Successive spates of the high handedness of the incumbent government have tipped the balance in favour of the PTI and PAT. Containerised politics have widened gulfs. Confrontation is at nadir. Hawks within the PMLN perceived and called a bluff that was not. Persistence with force could only damage the incumbency. The use of assets in the Punjab will be a nightmare.
Politics of confrontation is integral to PMLN style politics. Punjab or centre, they have displayed consistency in challenging institutions, federal or provincial governments, the judiciary, other political parties and Chiefs of Army Staff. This time, they have to confront their own medicine from the wrong end.
PMLN’s thinking on firm handling confrontation is illusionary. The Ex COAS had been amenable; pressurised President Zardari to restore the Chief Justice and even looked the other way when the massive electoral rigging plan was underway. They soon regretted rejecting a COAS of General Kayani’s choice to launch a campaign against the Army and ISI. The opposition saw the chink and exploited it.
The government stutters on a comprehensive counter terrorism policy. Instead, it has a flawed framework necklaced by the Anti-Terrorism Act, PPO and Article 245 of the Constitution. Fears are vindicated. The police massacre at Model Town, high handedness against the PAT and PTI, containerising Punjab and Islamabad and the flimsy national security conference indicate a familiar mindset to a point that it becomes a political martyr. Unfortunately, if the past is a precedent, they simply lack the nerve at brinkmanship.
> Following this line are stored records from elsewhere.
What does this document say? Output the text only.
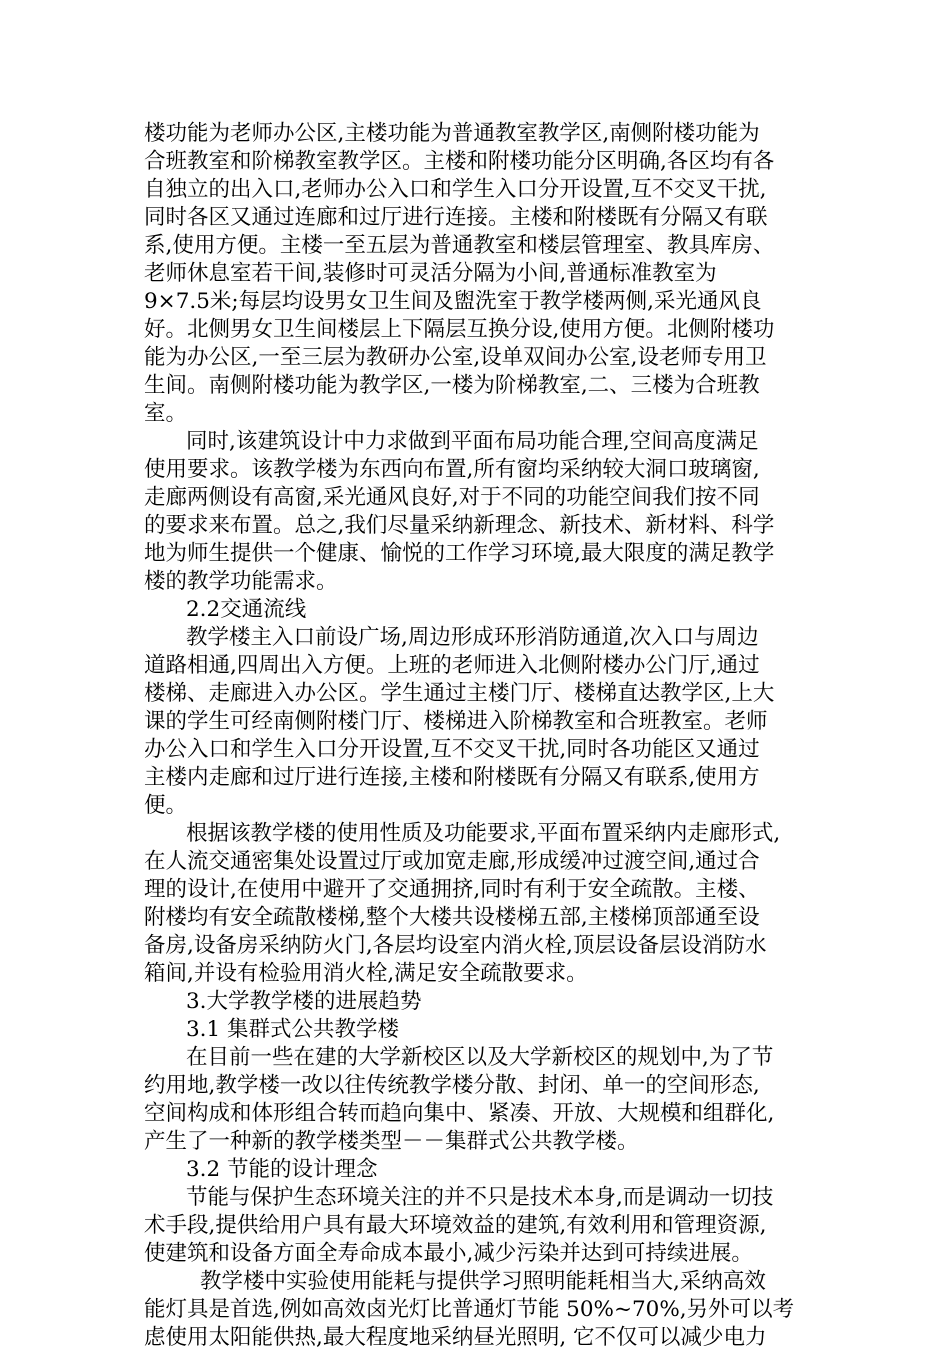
楼功能为老师办公区,主楼功能为普通教室教学区,南侧附楼功能为
合班教室和阶梯教室教学区。主楼和附楼功能分区明确,各区均有各
自独立的出入口,老师办公入口和学生入口分开设置,互不交叉干扰,
同时各区又通过连廊和过厅进行连接。主楼和附楼既有分隔又有联
系,使用方便。主楼一至五层为普通教室和楼层管理室、教具库房、
老师休息室若干间,装修时可灵活分隔为小间,普通标准教室为
9×7.5米;每层均设男女卫生间及盥洗室于教学楼两侧,采光通风良
好。北侧男女卫生间楼层上下隔层互换分设,使用方便。北侧附楼功
能为办公区,一至三层为教研办公室,设单双间办公室,设老师专用卫
生间。南侧附楼功能为教学区,一楼为阶梯教室,二、三楼为合班教
室。
同时,该建筑设计中力求做到平面布局功能合理,空间高度满足
使用要求。该教学楼为东西向布置,所有窗均采纳较大洞口玻璃窗,
走廊两侧设有高窗,采光通风良好,对于不同的功能空间我们按不同
的要求来布置。总之,我们尽量采纳新理念、新技术、新材料、科学
地为师生提供一个健康、愉悦的工作学习环境,最大限度的满足教学
楼的教学功能需求。
2.2交通流线
教学楼主入口前设广场,周边形成环形消防通道,次入口与周边
道路相通,四周出入方便。上班的老师进入北侧附楼办公门厅,通过
楼梯、走廊进入办公区。学生通过主楼门厅、楼梯直达教学区,上大
课的学生可经南侧附楼门厅、楼梯进入阶梯教室和合班教室。老师
办公入口和学生入口分开设置,互不交叉干扰,同时各功能区又通过
主楼内走廊和过厅进行连接,主楼和附楼既有分隔又有联系,使用方
便。
根据该教学楼的使用性质及功能要求,平面布置采纳内走廊形式,
在人流交通密集处设置过厅或加宽走廊,形成缓冲过渡空间,通过合
理的设计,在使用中避开了交通拥挤,同时有利于安全疏散。主楼、
附楼均有安全疏散楼梯,整个大楼共设楼梯五部,主楼梯顶部通至设
备房,设备房采纳防火门,各层均设室内消火栓,顶层设备层设消防水
箱间,并设有检验用消火栓,满足安全疏散要求。
3.大学教学楼的进展趋势
3.1 集群式公共教学楼
在目前一些在建的大学新校区以及大学新校区的规划中,为了节
约用地,教学楼一改以往传统教学楼分散、封闭、单一的空间形态,
空间构成和体形组合转而趋向集中、紧凑、开放、大规模和组群化,
产生了一种新的教学楼类型－－集群式公共教学楼。
3.2 节能的设计理念
节能与保护生态环境关注的并不只是技术本身,而是调动一切技
术手段,提供给用户具有最大环境效益的建筑,有效利用和管理资源,
使建筑和设备方面全寿命成本最小,减少污染并达到可持续进展。
教学楼中实验使用能耗与提供学习照明能耗相当大,采纳高效
能灯具是首选,例如高效卤光灯比普通灯节能 50%~70%,另外可以考
虑使用太阳能供热,最大程度地采纳昼光照明, 它不仅可以减少电力
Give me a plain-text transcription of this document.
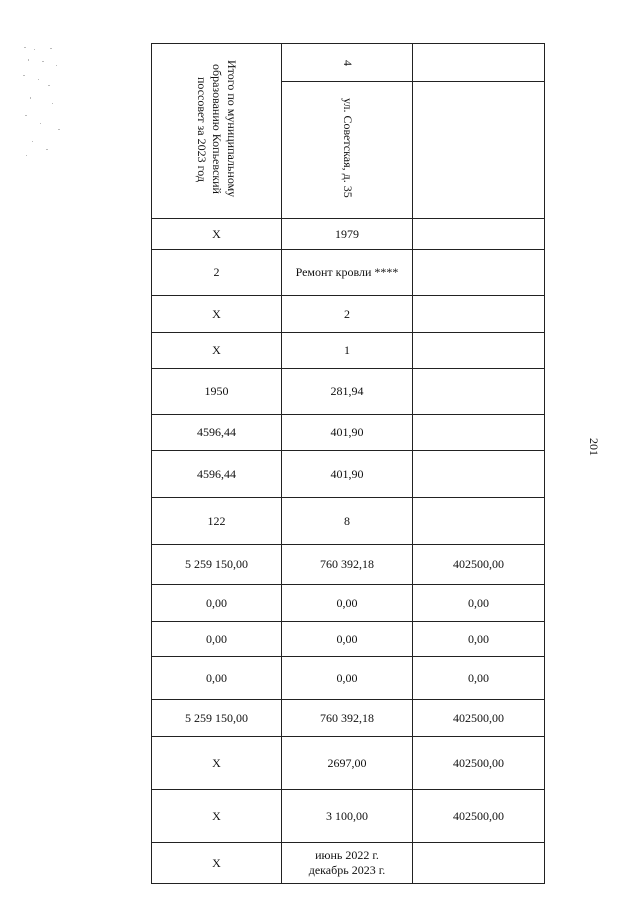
Итого по муниципальному
образованию Копьевский
поссовет за 2023 год	4	
	ул. Советская, д. 35	
Х	1979	
2	Ремонт кровли ****	
Х	2	
Х	1	
1950	281,94	
4596,44	401,90	
4596,44	401,90	
122	8	
5 259 150,00	760 392,18	402500,00
0,00	0,00	0,00
0,00	0,00	0,00
0,00	0,00	0,00
5 259 150,00	760 392,18	402500,00
Х	2697,00	402500,00
Х	3 100,00	402500,00
Х	июнь 2022 г.
декабрь 2023 г.	
201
The escalation has political remedies but the government seems bent to reach a firebreak point. Then, only extra-constitutional measures will be the only solution. They are well advised to exercise constitutional mechanisms that exist aplenty and not to ditch Pakistan’s politics for an indefinite period. The Prime Minister has options that might make him go down in history as a democratic beacon. Democracy is an inclusive cake, and it must be shared.
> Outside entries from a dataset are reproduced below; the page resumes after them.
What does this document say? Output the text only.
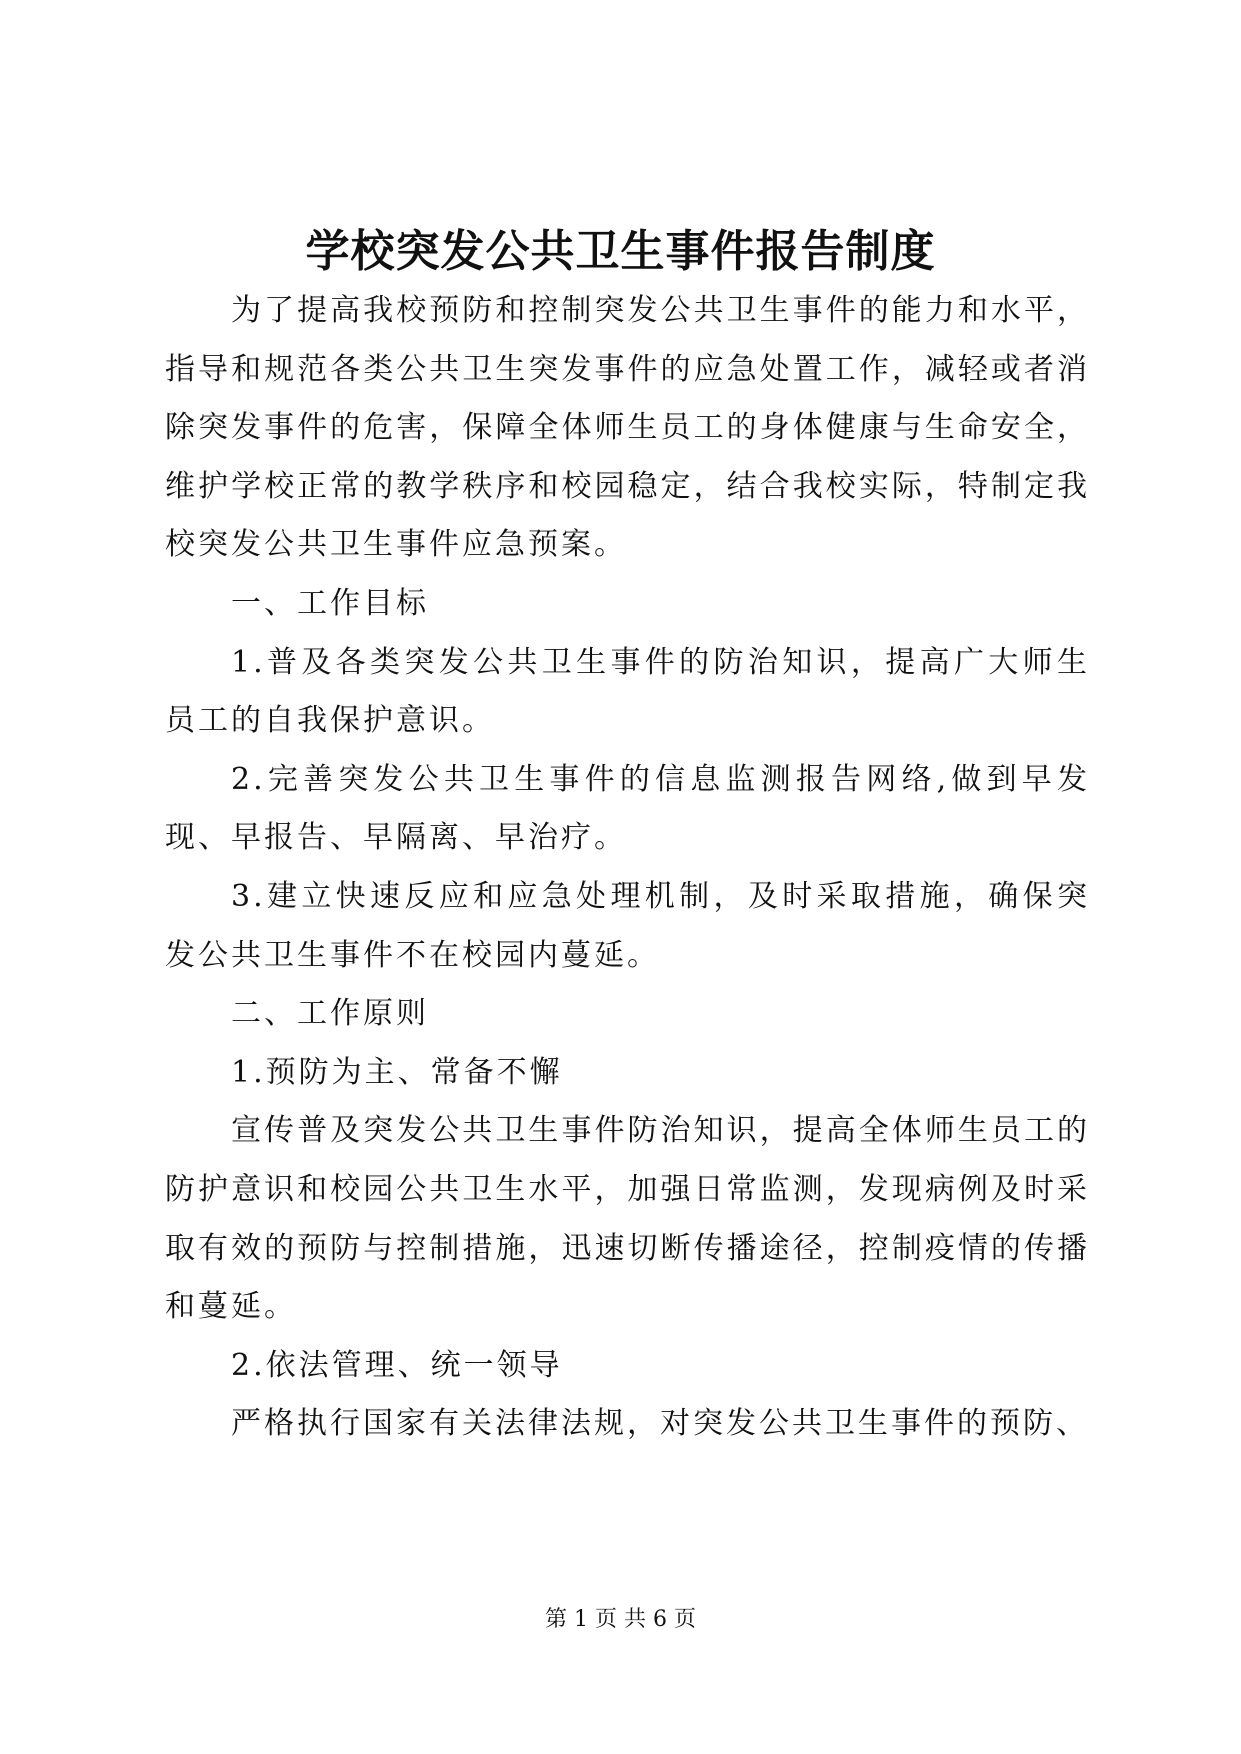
学校突发公共卫生事件报告制度

为了提高我校预防和控制突发公共卫生事件的能力和水平，指导和规范各类公共卫生突发事件的应急处置工作，减轻或者消除突发事件的危害，保障全体师生员工的身体健康与生命安全，维护学校正常的教学秩序和校园稳定，结合我校实际，特制定我校突发公共卫生事件应急预案。

一、工作目标

1.普及各类突发公共卫生事件的防治知识，提高广大师生员工的自我保护意识。

2.完善突发公共卫生事件的信息监测报告网络,做到早发现、早报告、早隔离、早治疗。

3.建立快速反应和应急处理机制，及时采取措施，确保突发公共卫生事件不在校园内蔓延。

二、工作原则

1.预防为主、常备不懈

宣传普及突发公共卫生事件防治知识，提高全体师生员工的防护意识和校园公共卫生水平，加强日常监测，发现病例及时采取有效的预防与控制措施，迅速切断传播途径，控制疫情的传播和蔓延。

2.依法管理、统一领导

严格执行国家有关法律法规，对突发公共卫生事件的预防、

第 1 页 共 6 页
First, he should step down as the Prime Minister and use his powers as party head to pass an ordinance to audit the electoral results of 2013. At the same time, Chief Minister Punjab should also step down. To ensure transparency, NADRA Chairman should be reinstated.
Secondly, all members of the ECP should be non-functional during the election audit. The audit must comprise jurists and members of civil society agreed upon by political parties. A joint Parliamentary committee of the National Assembly and Senate should exercise oversight.
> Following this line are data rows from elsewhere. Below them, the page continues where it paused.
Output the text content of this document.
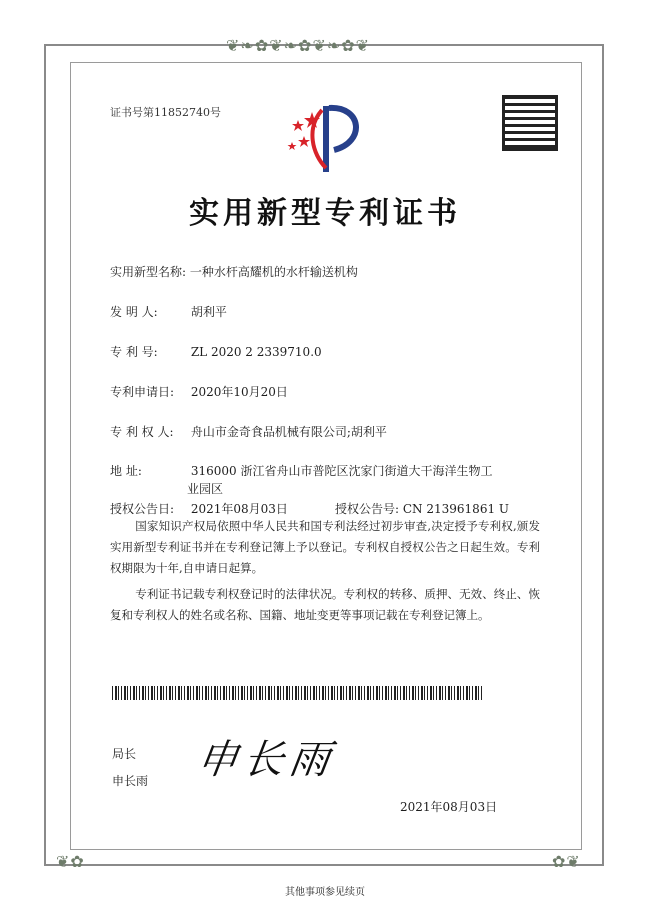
❦❧✿❦❧✿❦❧✿❦
❦✿	✿❦
证书号第11852740号
实用新型专利证书
实用新型名称: 一种水杆高耀机的水杆输送机构
发 明 人:	胡利平
专 利 号:	ZL 2020 2 2339710.0
专利申请日: 2020年10月20日
专 利 权 人: 舟山市金奇食品机械有限公司;胡利平
地 址:	316000 浙江省舟山市普陀区沈家门街道大干海洋生物工
业园区
授权公告日: 2021年08月03日	授权公告号: CN 213961861 U
国家知识产权局依照中华人民共和国专利法经过初步审查,决定授予专利权,颁发实用新型专利证书并在专利登记簿上予以登记。专利权自授权公告之日起生效。专利权期限为十年,自申请日起算。
专利证书记载专利权登记时的法律状况。专利权的转移、质押、无效、终止、恢复和专利权人的姓名或名称、国籍、地址变更等事项记载在专利登记簿上。
局长
申长雨 申长雨
2021年08月03日
其他事项参见续页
Thirdly, the New Prime Minister should hold an All Parties Conference on electoral reforms, followed by an Ordinance that empowers the Electoral Reforms Commission. The commission should represent political parties, constitutional experts and representatives of oversight bodies. These reforms must include the election of special seats. A joint Parliamentary committee of the National Assembly and Senate should exercise oversight.
Fourthly, all heads of regulatory bodies should be reappointed with the consent of all political parties. A joint Parliamentary committee of the National Assembly and Senate should exercise oversight.
Fifthly, a commission should be formed to formulate constitutional reforms including separation of executive functions from the legislature. It should also review the last three constitutional amendments to build greater harmony with the provinces and the people. Issues related to religious minorities and special seats merit incisive decisions.
The entire process should be given a dead line of 90 days followed by new legislation. Assemblies should then be dissolved and elections conducted under a care taker government by April 2015.
But the Prime Minister still thinks differently. He has endorsed elections as fair and transparent. He has fudged economic indices. He has given wrong statements on economic development. He intends on taking the street protests head on. Confrontation is likely to reach a new crescendo. The judiciary, tainted itself in electoral rigging, is no solution.

Brigadier (Retired) Samson Simon Sharaf is a political economist and a television anchorperson.